Of course, the Democrats are more than capable of blowing this opportunity. In the short run they can do it by timidity – by failing to grasp the opportunity they’ve been handed to deliver real change: health care, energy, etc. In the long run, like all ruling parties they will come to grief through the corruption that always accompanies majority control and, should they avoid the short run timidity problem, by their own success. This year, Americans voted as if their future depended on it, because they could see that it did. If the Democrats deliver a revitalized economy, universal health care, a successful energy policy, a rational foreign policy, etc., Americans will feel free to cast their votes for the guy they want to drink beer with. In short, they will once again be susceptible to the manipulative techniques that led them to vote for an incompetent like George Bush. The process will be aided by the corporate media, but a fat, satisfied electorate is a precondition to the Republican brand of manipulation.

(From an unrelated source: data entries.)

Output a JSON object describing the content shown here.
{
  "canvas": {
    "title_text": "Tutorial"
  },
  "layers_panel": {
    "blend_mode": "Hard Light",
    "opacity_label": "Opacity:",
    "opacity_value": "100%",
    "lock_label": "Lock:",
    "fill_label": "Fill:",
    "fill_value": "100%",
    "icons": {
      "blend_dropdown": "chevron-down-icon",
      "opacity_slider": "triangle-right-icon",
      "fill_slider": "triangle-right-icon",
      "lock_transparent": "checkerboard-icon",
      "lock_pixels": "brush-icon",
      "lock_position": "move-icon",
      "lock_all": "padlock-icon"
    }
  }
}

So, in the short to medium term, it seems to me that the Democrats may retain their majority. In the long term, the Republicans will be back. The only question is whether they will be back as a party of the center-right, shed of their religious garb, or whether they will return as the old style party of racial and religious intolerance. If the former, then the whole country might benefit. If the latter, then we may find ourselves sinking into fascism.